Crises and Progress When Writing a Thesis or Dissertation
There will be crises during the thesis or dissertation process. This is so often the truth that those very few exceptions to the rule come as rarities too delightful to bring serious criticism to bear upon the general assumption. Accepting the inevitability of crises before they occur is therefore realistic for a thesis or dissertation candidate. This is not to say that crises should not be anticipated and prevented whenever possible, but that not all of them can be so tidily managed. Besides, crises can be a vital part of intellectual progress if they are viewed with a positive eye and approached with a steady determination to succeed.
Perhaps the most common of crises among thesis and dissertation students is triggered by unexpected criticism from mentors. Experienced thesis supervisors will of course call this progress rather than crisis, but for a student who was feeling certain about his or her research and writing, criticism can seem like a crisis indeed, especially when first beginning the thesis process. It is imperative to take the time to absorb the emotional impact as well as the criticism itself, to meet with your mentors to discuss whatever changes might be required and to make those changes as soon as possible. It is only a waste of time to continue on a route that will not prove successful, and if you believe that doing so will ultimately prove your point, it is best to consult your supervisor about this decision before proceeding with your research and writing.
When used to its full potential, criticism from your supervisor and other committee members provides a new perspective on your work and allows you to make improvements that you could not have imagined or completed on your own. That is progress, and the result can be the same when you discover that the intellectual ground you thought your unique territory is already under investigation by another academic or scientist. Let us say, for example, that you come across an article on your topic that has just been published or discover at a conference that someone else is two years ahead of you in conducting the same sort of research. This can be a crisis indeed, but it is important to learn as much as possible about the overlapping work – read that article critically with an eye to the differences it presents in relation to your own research, and contact that other researcher to share information. It is rare that two scholars will approach a problem in precisely the same ways, so there is usually plenty of elbow room for refining your topic and carving out your own niche. Indeed, the discovery of such overlaps has often been the occasion for focussing a topic that would have proved much too broad in any case.

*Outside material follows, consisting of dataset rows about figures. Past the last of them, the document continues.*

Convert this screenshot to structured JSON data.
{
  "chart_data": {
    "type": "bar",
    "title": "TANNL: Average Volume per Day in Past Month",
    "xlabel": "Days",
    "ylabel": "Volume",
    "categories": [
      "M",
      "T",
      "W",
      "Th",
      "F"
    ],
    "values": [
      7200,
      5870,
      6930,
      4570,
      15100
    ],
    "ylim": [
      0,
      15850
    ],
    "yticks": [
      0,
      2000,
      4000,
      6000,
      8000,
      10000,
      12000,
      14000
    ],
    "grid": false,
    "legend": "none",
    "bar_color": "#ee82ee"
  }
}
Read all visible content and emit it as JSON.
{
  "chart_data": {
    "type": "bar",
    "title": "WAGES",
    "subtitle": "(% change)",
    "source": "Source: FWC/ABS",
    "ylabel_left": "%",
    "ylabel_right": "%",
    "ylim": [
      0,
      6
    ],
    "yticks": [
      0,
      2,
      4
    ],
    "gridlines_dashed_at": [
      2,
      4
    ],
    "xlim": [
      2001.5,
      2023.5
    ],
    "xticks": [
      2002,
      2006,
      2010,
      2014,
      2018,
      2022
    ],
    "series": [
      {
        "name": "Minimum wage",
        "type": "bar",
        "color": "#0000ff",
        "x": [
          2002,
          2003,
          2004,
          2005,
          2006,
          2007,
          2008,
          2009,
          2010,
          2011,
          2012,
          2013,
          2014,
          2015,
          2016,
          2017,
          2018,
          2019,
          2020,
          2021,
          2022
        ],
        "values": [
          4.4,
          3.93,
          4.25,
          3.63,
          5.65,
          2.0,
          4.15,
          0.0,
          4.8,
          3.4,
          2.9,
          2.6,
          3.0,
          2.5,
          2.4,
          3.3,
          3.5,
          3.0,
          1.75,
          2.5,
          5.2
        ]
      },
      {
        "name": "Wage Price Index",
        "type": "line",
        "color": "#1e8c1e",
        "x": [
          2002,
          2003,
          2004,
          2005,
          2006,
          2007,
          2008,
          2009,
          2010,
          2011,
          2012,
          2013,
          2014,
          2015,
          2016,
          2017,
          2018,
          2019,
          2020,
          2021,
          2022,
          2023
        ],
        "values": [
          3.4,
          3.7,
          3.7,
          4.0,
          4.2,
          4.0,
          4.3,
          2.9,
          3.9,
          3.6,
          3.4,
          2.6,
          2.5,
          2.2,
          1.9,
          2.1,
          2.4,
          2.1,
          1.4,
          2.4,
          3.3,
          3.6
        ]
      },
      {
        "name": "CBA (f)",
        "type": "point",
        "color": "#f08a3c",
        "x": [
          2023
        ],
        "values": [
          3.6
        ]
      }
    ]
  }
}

No one would deny that a thesis or dissertation candidate faces a crisis when he or she loses one of the specialists who make up his or her supervisory committee, particularly when it is the primary supervisor or mentor who is lost. Career moves can necessitate such changes, but often if a committee member moves to a different university, supervision can be maintained at a distance for theses and dissertations already in progress, even if only in an unofficial way. When a committee member is lost in a more permanent way, there may be personal trauma to cope with as well as administrative requirements, and the
re can be no doubt that the thesis or dissertation process will change in some ways. A new supervisor, for instance, may want things done in different ways, but he or she will need to be reasonable in requesting changes, just as you will need to be open minded in listening to suggestions and firm when adhering to whatever you consider essential. In some cases, the loss of a supervisor will give a student incredible freedom in proceeding with his or her work. This can feel like progress indeed, but do be careful to supervise yourself and keep your goals in sight.